Proposed constitutional amendment would give Kansas legislature power to set school funding
According to an Associated Press (AP) report in The Daily Union, conservative Republican state legislators upset with past Kansas Supreme Court rulings that the state was not spending enough money on its public schools have proposed a measure that would add a new sentence to the state constitution’s education article declaring that the legislature has the exclusive power to set spending on schools. However, John Robb, attorney for the students and public school districts suing the state, contends that the proposed amendment, which is designed to stymie a pending education funding lawsuit, will not end the litigation and could face its own legal challenge.

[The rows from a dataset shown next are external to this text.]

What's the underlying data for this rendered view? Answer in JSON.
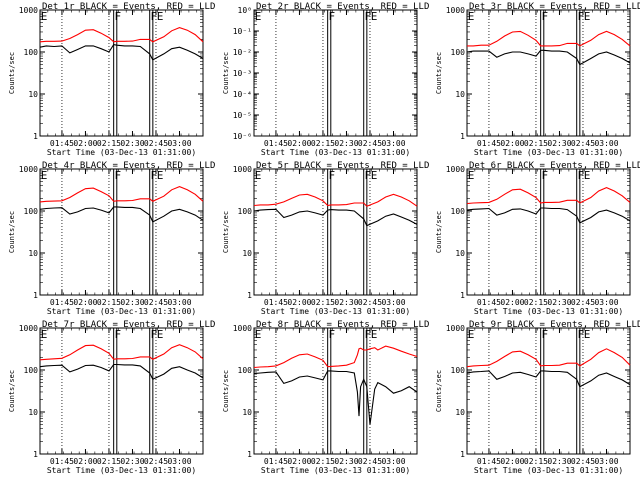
{
  "chart_data": [
    {
      "type": "line",
      "title": "Det 1r BLACK = Events, RED = LLD",
      "xlabel": "Start Time (03-Dec-13 01:31:00)",
      "ylabel": "Counts/sec",
      "yscale": "log",
      "ylim": [
        1,
        1000
      ],
      "ytick_labels": [
        "1",
        "10",
        "100",
        "1000"
      ],
      "xlim_minutes": [
        0,
        104
      ],
      "xtick_labels": [
        "01:45",
        "02:00",
        "02:15",
        "02:30",
        "02:45",
        "03:00"
      ],
      "dotted_vlines_at": [
        "01:45",
        "02:15",
        "02:45"
      ],
      "solid_vline_pairs": [
        [
          "02:18",
          "02:20"
        ],
        [
          "02:41",
          "02:43"
        ]
      ],
      "marker_letters": [
        "E",
        "F",
        "F",
        "E"
      ],
      "x": [
        "01:31",
        "01:35",
        "01:40",
        "01:45",
        "01:50",
        "01:55",
        "02:00",
        "02:05",
        "02:10",
        "02:15",
        "02:18",
        "02:20",
        "02:25",
        "02:30",
        "02:35",
        "02:41",
        "02:43",
        "02:50",
        "02:55",
        "03:00",
        "03:05",
        "03:10",
        "03:15"
      ],
      "series": [
        {
          "name": "LLD",
          "color": "#ff0000",
          "values": [
            175,
            180,
            180,
            182,
            210,
            260,
            330,
            340,
            280,
            220,
            175,
            180,
            180,
            182,
            200,
            200,
            175,
            230,
            320,
            380,
            330,
            260,
            175
          ]
        },
        {
          "name": "Events",
          "color": "#000000",
          "values": [
            130,
            140,
            135,
            140,
            95,
            115,
            140,
            140,
            120,
            100,
            150,
            145,
            140,
            140,
            135,
            90,
            65,
            90,
            120,
            130,
            110,
            90,
            70
          ]
        }
      ]
    },
    {
      "type": "line",
      "title": "Det 2r BLACK = Events, RED = LLD",
      "xlabel": "Start Time (03-Dec-13 01:31:00)",
      "ylabel": "Counts/sec",
      "yscale": "log",
      "ylim": [
        1e-06,
        1
      ],
      "ytick_labels": [
        "10⁻⁶",
        "10⁻⁵",
        "10⁻⁴",
        "10⁻³",
        "10⁻²",
        "10⁻¹",
        "10⁰"
      ],
      "xlim_minutes": [
        0,
        104
      ],
      "xtick_labels": [
        "01:45",
        "02:00",
        "02:15",
        "02:30",
        "02:45",
        "03:00"
      ],
      "dotted_vlines_at": [
        "01:45",
        "02:15",
        "02:45"
      ],
      "solid_vline_pairs": [
        [
          "02:18",
          "02:20"
        ],
        [
          "02:41",
          "02:43"
        ]
      ],
      "marker_letters": [
        "E",
        "F",
        "F",
        "E"
      ],
      "x": [],
      "series": []
    },
    {
      "type": "line",
      "title": "Det 3r BLACK = Events, RED = LLD",
      "xlabel": "Start Time (03-Dec-13 01:31:00)",
      "ylabel": "Counts/sec",
      "yscale": "log",
      "ylim": [
        1,
        1000
      ],
      "ytick_labels": [
        "1",
        "10",
        "100",
        "1000"
      ],
      "xlim_minutes": [
        0,
        104
      ],
      "xtick_labels": [
        "01:45",
        "02:00",
        "02:15",
        "02:30",
        "02:45",
        "03:00"
      ],
      "dotted_vlines_at": [
        "01:45",
        "02:15",
        "02:45"
      ],
      "solid_vline_pairs": [
        [
          "02:18",
          "02:20"
        ],
        [
          "02:41",
          "02:43"
        ]
      ],
      "marker_letters": [
        "E",
        "F",
        "F",
        "E"
      ],
      "x": [
        "01:31",
        "01:35",
        "01:40",
        "01:45",
        "01:50",
        "01:55",
        "02:00",
        "02:05",
        "02:10",
        "02:15",
        "02:18",
        "02:20",
        "02:25",
        "02:30",
        "02:35",
        "02:41",
        "02:43",
        "02:50",
        "02:55",
        "03:00",
        "03:05",
        "03:10",
        "03:15"
      ],
      "series": [
        {
          "name": "LLD",
          "color": "#ff0000",
          "values": [
            140,
            140,
            145,
            145,
            180,
            240,
            300,
            310,
            250,
            190,
            140,
            140,
            140,
            142,
            160,
            160,
            140,
            190,
            260,
            310,
            260,
            200,
            140
          ]
        },
        {
          "name": "Events",
          "color": "#000000",
          "values": [
            100,
            105,
            105,
            105,
            75,
            90,
            100,
            100,
            90,
            80,
            110,
            110,
            105,
            105,
            100,
            70,
            50,
            70,
            90,
            100,
            85,
            70,
            55
          ]
        }
      ]
    },
    {
      "type": "line",
      "title": "Det 4r BLACK = Events, RED = LLD",
      "xlabel": "Start Time (03-Dec-13 01:31:00)",
      "ylabel": "Counts/sec",
      "yscale": "log",
      "ylim": [
        1,
        1000
      ],
      "ytick_labels": [
        "1",
        "10",
        "100",
        "1000"
      ],
      "xlim_minutes": [
        0,
        104
      ],
      "xtick_labels": [
        "01:45",
        "02:00",
        "02:15",
        "02:30",
        "02:45",
        "03:00"
      ],
      "dotted_vlines_at": [
        "01:45",
        "02:15",
        "02:45"
      ],
      "solid_vline_pairs": [
        [
          "02:18",
          "02:20"
        ],
        [
          "02:41",
          "02:43"
        ]
      ],
      "marker_letters": [
        "E",
        "F",
        "F",
        "E"
      ],
      "x": [
        "01:31",
        "01:35",
        "01:40",
        "01:45",
        "01:50",
        "01:55",
        "02:00",
        "02:05",
        "02:10",
        "02:15",
        "02:18",
        "02:20",
        "02:25",
        "02:30",
        "02:35",
        "02:41",
        "02:43",
        "02:50",
        "02:55",
        "03:00",
        "03:05",
        "03:10",
        "03:15"
      ],
      "series": [
        {
          "name": "LLD",
          "color": "#ff0000",
          "values": [
            165,
            170,
            172,
            175,
            210,
            270,
            340,
            350,
            290,
            230,
            170,
            175,
            175,
            178,
            195,
            195,
            170,
            225,
            320,
            380,
            320,
            250,
            170
          ]
        },
        {
          "name": "Events",
          "color": "#000000",
          "values": [
            110,
            115,
            118,
            120,
            85,
            95,
            115,
            118,
            105,
            90,
            125,
            125,
            122,
            122,
            115,
            80,
            55,
            75,
            100,
            110,
            95,
            80,
            60
          ]
        }
      ]
    },
    {
      "type": "line",
      "title": "Det 5r BLACK = Events, RED = LLD",
      "xlabel": "Start Time (03-Dec-13 01:31:00)",
      "ylabel": "Counts/sec",
      "yscale": "log",
      "ylim": [
        1,
        1000
      ],
      "ytick_labels": [
        "1",
        "10",
        "100",
        "1000"
      ],
      "xlim_minutes": [
        0,
        104
      ],
      "xtick_labels": [
        "01:45",
        "02:00",
        "02:15",
        "02:30",
        "02:45",
        "03:00"
      ],
      "dotted_vlines_at": [
        "01:45",
        "02:15",
        "02:45"
      ],
      "solid_vline_pairs": [
        [
          "02:18",
          "02:20"
        ],
        [
          "02:41",
          "02:43"
        ]
      ],
      "marker_letters": [
        "E",
        "F",
        "F",
        "E"
      ],
      "x": [
        "01:31",
        "01:35",
        "01:40",
        "01:45",
        "01:50",
        "01:55",
        "02:00",
        "02:05",
        "02:10",
        "02:15",
        "02:18",
        "02:20",
        "02:25",
        "02:30",
        "02:35",
        "02:41",
        "02:43",
        "02:50",
        "02:55",
        "03:00",
        "03:05",
        "03:10",
        "03:15"
      ],
      "series": [
        {
          "name": "LLD",
          "color": "#ff0000",
          "values": [
            135,
            140,
            140,
            145,
            165,
            200,
            240,
            250,
            215,
            175,
            135,
            140,
            140,
            142,
            155,
            155,
            130,
            165,
            215,
            250,
            215,
            175,
            130
          ]
        },
        {
          "name": "Events",
          "color": "#000000",
          "values": [
            100,
            105,
            108,
            110,
            70,
            80,
            95,
            100,
            90,
            80,
            105,
            108,
            105,
            105,
            100,
            65,
            45,
            58,
            75,
            85,
            72,
            60,
            48
          ]
        }
      ]
    },
    {
      "type": "line",
      "title": "Det 6r BLACK = Events, RED = LLD",
      "xlabel": "Start Time (03-Dec-13 01:31:00)",
      "ylabel": "Counts/sec",
      "yscale": "log",
      "ylim": [
        1,
        1000
      ],
      "ytick_labels": [
        "1",
        "10",
        "100",
        "1000"
      ],
      "xlim_minutes": [
        0,
        104
      ],
      "xtick_labels": [
        "01:45",
        "02:00",
        "02:15",
        "02:30",
        "02:45",
        "03:00"
      ],
      "dotted_vlines_at": [
        "01:45",
        "02:15",
        "02:45"
      ],
      "solid_vline_pairs": [
        [
          "02:18",
          "02:20"
        ],
        [
          "02:41",
          "02:43"
        ]
      ],
      "marker_letters": [
        "E",
        "F",
        "F",
        "E"
      ],
      "x": [
        "01:31",
        "01:35",
        "01:40",
        "01:45",
        "01:50",
        "01:55",
        "02:00",
        "02:05",
        "02:10",
        "02:15",
        "02:18",
        "02:20",
        "02:25",
        "02:30",
        "02:35",
        "02:41",
        "02:43",
        "02:50",
        "02:55",
        "03:00",
        "03:05",
        "03:10",
        "03:15"
      ],
      "series": [
        {
          "name": "LLD",
          "color": "#ff0000",
          "values": [
            150,
            155,
            158,
            160,
            190,
            250,
            320,
            330,
            270,
            210,
            155,
            160,
            160,
            162,
            180,
            180,
            155,
            210,
            300,
            360,
            300,
            230,
            160
          ]
        },
        {
          "name": "Events",
          "color": "#000000",
          "values": [
            105,
            110,
            112,
            115,
            80,
            90,
            110,
            112,
            100,
            85,
            118,
            118,
            115,
            115,
            108,
            75,
            52,
            70,
            95,
            105,
            90,
            75,
            58
          ]
        }
      ]
    },
    {
      "type": "line",
      "title": "Det 7r BLACK = Events, RED = LLD",
      "xlabel": "Start Time (03-Dec-13 01:31:00)",
      "ylabel": "Counts/sec",
      "yscale": "log",
      "ylim": [
        1,
        1000
      ],
      "ytick_labels": [
        "1",
        "10",
        "100",
        "1000"
      ],
      "xlim_minutes": [
        0,
        104
      ],
      "xtick_labels": [
        "01:45",
        "02:00",
        "02:15",
        "02:30",
        "02:45",
        "03:00"
      ],
      "dotted_vlines_at": [
        "01:45",
        "02:15",
        "02:45"
      ],
      "solid_vline_pairs": [
        [
          "02:18",
          "02:20"
        ],
        [
          "02:41",
          "02:43"
        ]
      ],
      "marker_letters": [
        "E",
        "F",
        "F",
        "E"
      ],
      "x": [
        "01:31",
        "01:35",
        "01:40",
        "01:45",
        "01:50",
        "01:55",
        "02:00",
        "02:05",
        "02:10",
        "02:15",
        "02:18",
        "02:20",
        "02:25",
        "02:30",
        "02:35",
        "02:41",
        "02:43",
        "02:50",
        "02:55",
        "03:00",
        "03:05",
        "03:10",
        "03:15"
      ],
      "series": [
        {
          "name": "LLD",
          "color": "#ff0000",
          "values": [
            175,
            180,
            185,
            190,
            230,
            300,
            380,
            390,
            320,
            250,
            180,
            185,
            185,
            188,
            205,
            205,
            180,
            240,
            340,
            400,
            340,
            270,
            185
          ]
        },
        {
          "name": "Events",
          "color": "#000000",
          "values": [
            120,
            125,
            128,
            130,
            90,
            105,
            128,
            130,
            115,
            95,
            135,
            135,
            132,
            132,
            125,
            85,
            60,
            80,
            110,
            120,
            100,
            85,
            65
          ]
        }
      ]
    },
    {
      "type": "line",
      "title": "Det 8r BLACK = Events, RED = LLD",
      "xlabel": "Start Time (03-Dec-13 01:31:00)",
      "ylabel": "Counts/sec",
      "yscale": "log",
      "ylim": [
        1,
        1000
      ],
      "ytick_labels": [
        "1",
        "10",
        "100",
        "1000"
      ],
      "xlim_minutes": [
        0,
        104
      ],
      "xtick_labels": [
        "01:45",
        "02:00",
        "02:15",
        "02:30",
        "02:45",
        "03:00"
      ],
      "dotted_vlines_at": [
        "01:45",
        "02:15",
        "02:45"
      ],
      "solid_vline_pairs": [
        [
          "02:18",
          "02:20"
        ],
        [
          "02:41",
          "02:43"
        ]
      ],
      "marker_letters": [
        "E",
        "F",
        "F",
        "E"
      ],
      "x": [
        "01:31",
        "01:35",
        "01:40",
        "01:45",
        "01:50",
        "01:55",
        "02:00",
        "02:05",
        "02:10",
        "02:15",
        "02:18",
        "02:20",
        "02:25",
        "02:30",
        "02:35",
        "02:37",
        "02:38",
        "02:39",
        "02:41",
        "02:43",
        "02:45",
        "02:48",
        "02:50",
        "02:55",
        "03:00",
        "03:05",
        "03:10",
        "03:15"
      ],
      "series": [
        {
          "name": "LLD",
          "color": "#ff0000",
          "values": [
            115,
            118,
            120,
            125,
            150,
            190,
            230,
            240,
            205,
            170,
            120,
            122,
            125,
            130,
            150,
            230,
            320,
            330,
            300,
            300,
            320,
            340,
            300,
            370,
            330,
            280,
            240,
            210
          ]
        },
        {
          "name": "Events",
          "color": "#000000",
          "values": [
            82,
            85,
            88,
            90,
            48,
            55,
            68,
            72,
            65,
            58,
            95,
            95,
            92,
            92,
            85,
            30,
            8,
            40,
            60,
            40,
            5,
            35,
            50,
            40,
            28,
            32,
            40,
            30
          ]
        }
      ]
    },
    {
      "type": "line",
      "title": "Det 9r BLACK = Events, RED = LLD",
      "xlabel": "Start Time (03-Dec-13 01:31:00)",
      "ylabel": "Counts/sec",
      "yscale": "log",
      "ylim": [
        1,
        1000
      ],
      "ytick_labels": [
        "1",
        "10",
        "100",
        "1000"
      ],
      "xlim_minutes": [
        0,
        104
      ],
      "xtick_labels": [
        "01:45",
        "02:00",
        "02:15",
        "02:30",
        "02:45",
        "03:00"
      ],
      "dotted_vlines_at": [
        "01:45",
        "02:15",
        "02:45"
      ],
      "solid_vline_pairs": [
        [
          "02:18",
          "02:20"
        ],
        [
          "02:41",
          "02:43"
        ]
      ],
      "marker_letters": [
        "E",
        "F",
        "F",
        "E"
      ],
      "x": [
        "01:31",
        "01:35",
        "01:40",
        "01:45",
        "01:50",
        "01:55",
        "02:00",
        "02:05",
        "02:10",
        "02:15",
        "02:18",
        "02:20",
        "02:25",
        "02:30",
        "02:35",
        "02:41",
        "02:43",
        "02:50",
        "02:55",
        "03:00",
        "03:05",
        "03:10",
        "03:15"
      ],
      "series": [
        {
          "name": "LLD",
          "color": "#ff0000",
          "values": [
            120,
            125,
            128,
            130,
            160,
            210,
            270,
            280,
            230,
            180,
            125,
            128,
            128,
            130,
            145,
            145,
            125,
            180,
            260,
            320,
            260,
            200,
            130
          ]
        },
        {
          "name": "Events",
          "color": "#000000",
          "values": [
            85,
            90,
            92,
            95,
            60,
            70,
            85,
            88,
            78,
            68,
            95,
            95,
            92,
            92,
            88,
            60,
            40,
            55,
            75,
            85,
            70,
            58,
            45
          ]
        }
      ]
    }
  ]
}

The Kansas Senate Judiciary Committee plans to have hearings later this month on the proposed amendment. It was introduced last week, less than a month after a three-judge panel in Shawnee County ruled that the state is not meeting its constitutional obligation to suitably fund schools. Legislators would have to boost annual spending by at least $440 million to comply.
Robb said even if lawmakers put the measure on the ballot and voters approve it, his clients still have legal issues to pursue, including whether legislators were arbitrary in their decisions about school funding. Robb represents 32 students, their parents and guardians, and the Wichita, Hutchinson, Dodge City, and Kansas City, Kansas, school districts. He also said the proposed amendment explaining the measure for voters is so misleading – and, in his mind, designed to push them to approve it – that it opens the measure to being invalidated by the state Supreme Court. Robb did not rule out his clients filing such a challenge if the measure is placed on the ballot or even after its approval by voters.
Senate Judiciary Committee Chairman Jeff King, who helped draft the proposed amendment, is skeptical that it is vulnerable to a potential legal challenge. He said the amendment, if adopted, would prevent the courts from stepping into decisions that the constitution meant to reserve for elected officials. “Whether the Legislature is making suitable provisions for the financing of education rests in the hearts and minds of Kansas voters and at the ballot box,” King said.
The education article says that the legislature shall “make suitable provision for finance” for the state’s “educational interests.” The proposed amendment would add a new sentence saying, “The financing of the educational interests of the state is exclusively a legislative power” and “shall be established solely by the Legislature.” A proposed constitutional change must be adopted by two-thirds majorities in both chambers and approved by a simple majority of voters in a statewide election. Supporters hope the measure will be on the ballot no later than the August 2014 primary.
The state Supreme Court has said the legislature is constitutionally obligated to finance a suitable education for every child, suggesting in 2005 and 2006 rulings that the state could face continual increases in spending. Lawmakers dramatically increased spending on schools after those rulings but backed away from their promises during the Great Recession, prompting the lawsuit by Robb’s clients.
The Shawnee County ruling cited the Legislature’s duty under the education article in saying that current school funding is inadequate. The state has appealed it, and it is not clear how quickly the Supreme Court will rule. But Robb noted that the lower court panel did not decide claims that lawmakers were arbitrary in the past or that their actions discriminated against some students. The proposed amendment, if adopted, “isn’t going to make this lawsuit go away,” Robb said.
King, who also serves as the state senate vice president, said the state’s courts do not typically order additional spending to remedy the other issues Robb’s clients raise. “We are letting the voters decide who has final say over appropriations for schools,” King said. The proposed explanatory statement says that a “no” vote would retain the current constitutional provision on education and that it has been interpreted by the Supreme Court as allowing it to order legislators to spend “whatever amount” for schools the court deems necessary.
Robb said the statement is misleading because in past rulings, the court said the state’s school funding system was inadequate and gave lawmakers time to fix it if they increased spending in line with a study the Legislature commissioned. The court did not make legislative decisions or appropriate money, Robb said.
Source: The Daily Union, 2/3/13, By John Hanna (AP)
[Editor's Note: In January 2013, Legal Clips summarized an article in The Topeka Capital-Journal, which reported that a Shawnee County District Court three-judge panel has ruled that the Kansas state legislature was failing to meet its K-12 school funding obligations under the state constitution. In a 251-page decision in Gannon vs. State of Kansas, the panel said the previously-set $4,492 per-pupil base state aid funding floor established by the Kansas Supreme Court may not be lowered.]